I, therefore, can’t pinpoint any one area where the Waltham AeroNaval XA Pure separates itself from the pack, but will rather include it as one possible “macho guy’s watch” flavor within a market where choice is a good thing. The guy who will likely choose a Waltham over a brand with more contemporary name notoriety is going to be someone who likes a focus on legibility and “big watch design” values, but who also enjoys the attention of having something that many people don’t have. This isn’t a Hublot, Audemars Piguet, Rolex, TAG Heuer, or Omega. It is somewhere outside of these mainstream brands – closer to the world of the small independent watchmakers. With that said, the quality of the watch itself, mixed with its interesting looks makes the watch feel a lot more comfortable in its skin than you might expect from smaller, independent watch brands.
I feel that so much discussion about the brand and product positioning is important because a lot of watch lovers see products like this and aren’t quite sure how to think of them within the context of similar products. While I can’t compare Waltham to any other specific brand, I can simply say that it exists among those brands that are no doubt boutique (which also implies more exclusive), and tend to have more of a focus on product over brand image, while thriving exclusively because their watches stand out – versus blending in.

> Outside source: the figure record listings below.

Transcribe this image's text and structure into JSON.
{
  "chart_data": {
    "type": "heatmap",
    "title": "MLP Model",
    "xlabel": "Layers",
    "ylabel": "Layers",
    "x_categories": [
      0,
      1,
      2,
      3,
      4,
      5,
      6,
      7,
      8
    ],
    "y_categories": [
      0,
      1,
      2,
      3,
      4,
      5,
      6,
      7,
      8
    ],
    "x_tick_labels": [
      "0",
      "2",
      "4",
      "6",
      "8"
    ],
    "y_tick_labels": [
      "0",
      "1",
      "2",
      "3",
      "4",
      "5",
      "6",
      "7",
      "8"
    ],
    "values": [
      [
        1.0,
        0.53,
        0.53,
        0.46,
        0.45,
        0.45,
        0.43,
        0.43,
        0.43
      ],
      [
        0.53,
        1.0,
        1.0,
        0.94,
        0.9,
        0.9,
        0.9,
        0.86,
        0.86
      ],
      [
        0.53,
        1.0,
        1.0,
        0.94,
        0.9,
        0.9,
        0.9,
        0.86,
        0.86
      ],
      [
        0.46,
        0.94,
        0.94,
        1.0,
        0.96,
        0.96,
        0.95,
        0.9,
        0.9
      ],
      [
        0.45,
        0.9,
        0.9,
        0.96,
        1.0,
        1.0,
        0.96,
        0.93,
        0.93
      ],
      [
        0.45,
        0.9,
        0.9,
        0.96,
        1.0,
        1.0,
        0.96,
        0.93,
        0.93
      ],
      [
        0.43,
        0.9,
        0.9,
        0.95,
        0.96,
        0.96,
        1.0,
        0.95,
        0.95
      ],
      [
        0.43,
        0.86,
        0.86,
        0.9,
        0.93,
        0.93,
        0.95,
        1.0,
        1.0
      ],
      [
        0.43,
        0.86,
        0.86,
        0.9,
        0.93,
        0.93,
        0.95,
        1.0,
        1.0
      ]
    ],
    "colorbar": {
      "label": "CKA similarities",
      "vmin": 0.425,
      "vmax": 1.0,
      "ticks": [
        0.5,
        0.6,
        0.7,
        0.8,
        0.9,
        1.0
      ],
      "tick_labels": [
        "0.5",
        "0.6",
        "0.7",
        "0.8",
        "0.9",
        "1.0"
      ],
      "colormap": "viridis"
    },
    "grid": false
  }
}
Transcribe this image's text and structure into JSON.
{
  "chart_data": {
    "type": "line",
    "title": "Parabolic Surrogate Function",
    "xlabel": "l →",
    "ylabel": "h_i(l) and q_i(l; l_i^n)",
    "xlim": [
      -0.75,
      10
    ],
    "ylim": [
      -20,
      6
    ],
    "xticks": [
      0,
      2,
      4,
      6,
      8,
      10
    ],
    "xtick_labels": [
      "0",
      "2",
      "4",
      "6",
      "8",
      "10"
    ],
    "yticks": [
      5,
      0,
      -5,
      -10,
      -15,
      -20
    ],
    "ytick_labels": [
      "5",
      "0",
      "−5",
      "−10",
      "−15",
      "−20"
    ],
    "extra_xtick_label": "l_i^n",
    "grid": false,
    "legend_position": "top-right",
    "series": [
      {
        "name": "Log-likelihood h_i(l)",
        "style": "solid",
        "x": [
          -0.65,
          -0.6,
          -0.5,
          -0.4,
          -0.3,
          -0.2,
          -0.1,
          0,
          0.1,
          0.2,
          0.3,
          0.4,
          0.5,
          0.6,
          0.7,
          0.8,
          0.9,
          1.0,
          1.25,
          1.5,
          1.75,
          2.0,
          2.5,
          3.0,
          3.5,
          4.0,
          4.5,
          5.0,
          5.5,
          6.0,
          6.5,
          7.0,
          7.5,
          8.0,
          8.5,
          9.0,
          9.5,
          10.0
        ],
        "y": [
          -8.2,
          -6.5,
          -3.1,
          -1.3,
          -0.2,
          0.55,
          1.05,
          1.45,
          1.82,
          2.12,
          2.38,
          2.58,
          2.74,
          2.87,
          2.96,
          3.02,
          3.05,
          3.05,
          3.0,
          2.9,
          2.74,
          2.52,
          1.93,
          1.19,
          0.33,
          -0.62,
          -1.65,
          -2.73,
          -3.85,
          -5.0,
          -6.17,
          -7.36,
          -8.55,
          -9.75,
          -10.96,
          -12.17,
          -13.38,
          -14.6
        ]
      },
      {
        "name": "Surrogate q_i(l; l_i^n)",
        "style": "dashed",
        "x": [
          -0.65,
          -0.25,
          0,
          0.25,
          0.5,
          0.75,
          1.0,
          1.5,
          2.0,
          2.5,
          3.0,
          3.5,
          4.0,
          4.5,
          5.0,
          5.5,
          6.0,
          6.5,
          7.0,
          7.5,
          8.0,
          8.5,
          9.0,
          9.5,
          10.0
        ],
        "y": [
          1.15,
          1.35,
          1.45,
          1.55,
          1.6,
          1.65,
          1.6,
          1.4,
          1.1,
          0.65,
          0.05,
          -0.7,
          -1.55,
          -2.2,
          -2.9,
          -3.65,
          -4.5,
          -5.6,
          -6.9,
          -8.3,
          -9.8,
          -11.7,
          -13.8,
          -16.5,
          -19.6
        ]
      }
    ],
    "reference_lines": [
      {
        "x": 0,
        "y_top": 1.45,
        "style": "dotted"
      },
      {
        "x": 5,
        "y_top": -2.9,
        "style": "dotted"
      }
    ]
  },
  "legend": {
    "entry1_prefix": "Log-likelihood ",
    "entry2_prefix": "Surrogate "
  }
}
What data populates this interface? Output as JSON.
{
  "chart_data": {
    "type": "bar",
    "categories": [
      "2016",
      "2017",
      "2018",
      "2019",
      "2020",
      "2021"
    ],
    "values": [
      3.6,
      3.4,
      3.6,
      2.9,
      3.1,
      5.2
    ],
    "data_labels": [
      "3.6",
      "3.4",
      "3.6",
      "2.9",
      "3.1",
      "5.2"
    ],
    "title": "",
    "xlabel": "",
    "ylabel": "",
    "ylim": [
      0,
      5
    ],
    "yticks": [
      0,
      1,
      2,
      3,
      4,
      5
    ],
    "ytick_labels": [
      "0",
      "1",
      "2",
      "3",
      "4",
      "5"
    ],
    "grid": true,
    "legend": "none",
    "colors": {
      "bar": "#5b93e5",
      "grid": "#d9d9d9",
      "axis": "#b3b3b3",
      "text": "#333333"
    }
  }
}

Waltham is no longer an American company, but these watches are inspired by vintage military clocks Waltham made for the US military. There is also a less than subtle attempt to give the Waltham XA collection a “Texas-sized” feel. Waltham also produces the slightly smaller-sized AeroNaval AN-01, but the XA (with the XA Pure as reviewed included) has a 47mm wide titanium case – that is even larger feeling because of its blockier case design. The sharp geometric lines of the case and integrated lugs are interesting and fun to look at. The grade 5 titanium case is nicely machined, and around the bezel is a thick piece of black ceramic which is brushed on the top and given a knurled texture on the sides. If the XA collection is lacking anything, it certainly isn’t interesting case detailing.